Neste universo, também notou-se a interferência de um recorte racial. Em 2003, por exemplo, como reflexo da década de 1990, o salário médio das trabalhadoras brancas era de R$414,00 e das negras R$345,00. Em 2014, só para as brancas era R$685,00 e para as negras R$592,00.
Os homens, apesar de representarem 8% da categoria, tinham um salário bem superior ao das mulheres, mesmo no emprego doméstico, porque eles são alocados em tarefas mais especializadas, entre elas jardinagem e motorista.

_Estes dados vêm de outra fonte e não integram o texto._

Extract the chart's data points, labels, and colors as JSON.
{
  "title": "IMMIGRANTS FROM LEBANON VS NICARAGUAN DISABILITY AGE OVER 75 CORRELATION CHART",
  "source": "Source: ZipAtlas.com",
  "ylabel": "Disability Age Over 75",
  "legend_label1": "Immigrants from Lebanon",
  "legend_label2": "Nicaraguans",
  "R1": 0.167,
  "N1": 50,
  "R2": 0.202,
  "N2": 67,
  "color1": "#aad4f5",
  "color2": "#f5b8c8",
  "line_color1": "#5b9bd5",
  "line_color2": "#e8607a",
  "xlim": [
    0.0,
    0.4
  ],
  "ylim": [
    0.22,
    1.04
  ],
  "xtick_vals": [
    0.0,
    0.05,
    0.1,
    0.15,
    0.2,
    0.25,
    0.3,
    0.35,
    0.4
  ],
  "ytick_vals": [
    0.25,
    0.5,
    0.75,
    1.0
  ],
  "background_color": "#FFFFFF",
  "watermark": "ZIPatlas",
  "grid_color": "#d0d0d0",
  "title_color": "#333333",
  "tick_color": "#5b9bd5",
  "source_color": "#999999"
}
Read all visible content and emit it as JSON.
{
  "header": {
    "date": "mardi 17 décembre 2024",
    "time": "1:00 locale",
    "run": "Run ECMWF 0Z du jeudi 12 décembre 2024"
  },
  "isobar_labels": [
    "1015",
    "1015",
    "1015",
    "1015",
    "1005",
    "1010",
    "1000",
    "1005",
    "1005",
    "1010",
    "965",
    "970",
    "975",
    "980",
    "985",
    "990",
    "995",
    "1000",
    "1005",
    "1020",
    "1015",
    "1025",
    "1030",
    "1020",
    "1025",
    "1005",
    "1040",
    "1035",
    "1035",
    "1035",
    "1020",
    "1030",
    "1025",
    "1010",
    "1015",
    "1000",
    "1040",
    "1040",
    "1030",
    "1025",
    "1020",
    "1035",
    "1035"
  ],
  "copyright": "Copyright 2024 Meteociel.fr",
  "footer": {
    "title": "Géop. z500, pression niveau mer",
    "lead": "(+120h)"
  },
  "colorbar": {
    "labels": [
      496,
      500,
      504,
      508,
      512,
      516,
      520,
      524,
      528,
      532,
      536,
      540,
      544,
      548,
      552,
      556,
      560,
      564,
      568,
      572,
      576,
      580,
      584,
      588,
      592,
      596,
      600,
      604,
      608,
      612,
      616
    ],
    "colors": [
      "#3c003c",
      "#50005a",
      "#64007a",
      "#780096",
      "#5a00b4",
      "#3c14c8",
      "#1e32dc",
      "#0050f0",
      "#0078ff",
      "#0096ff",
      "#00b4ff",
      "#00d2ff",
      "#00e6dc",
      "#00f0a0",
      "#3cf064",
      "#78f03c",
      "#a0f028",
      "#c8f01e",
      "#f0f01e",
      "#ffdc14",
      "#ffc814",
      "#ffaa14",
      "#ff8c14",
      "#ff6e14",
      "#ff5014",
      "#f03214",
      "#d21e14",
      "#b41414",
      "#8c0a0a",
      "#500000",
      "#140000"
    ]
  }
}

Em 2014, os homens trabalhadores domésticos tiveram um rendimento médio de R$965,40, enquanto as mulheres ganharam R$683,75.
“Um trabalho tão essencial no sustento da família, que ganha menos que o trabalho do jardineiro, apenas encontra justificativa na história da desvalorização do trabalho das mulheres na sociedade”, acredita Juliane, orientanda do professor do IE Márcio Pochmann.
Sua intenção foi situar as trabalhadoras domésticas dentro do universo mais geral da classe trabalhadora, como aquelas que têm o menor rendimento, compõem maior jornada de trabalho, são a maioria entre as trabalhadoras informais, auferem menos direitos trabalhistas e têm a participação mais precária no mercado, tanto em termos de salário quanto de recorte racial. As trabalhadoras negras têm menos direitos, são a maioria entre as informais e recebem menos.
Informalidade
Os estudos em economia neoclássica majoritariamente negligenciam as ocupações mais precárias e medem o grau de desenvolvimento econômico a partir do trabalhador médio: que já está empregado e tem uma renda média.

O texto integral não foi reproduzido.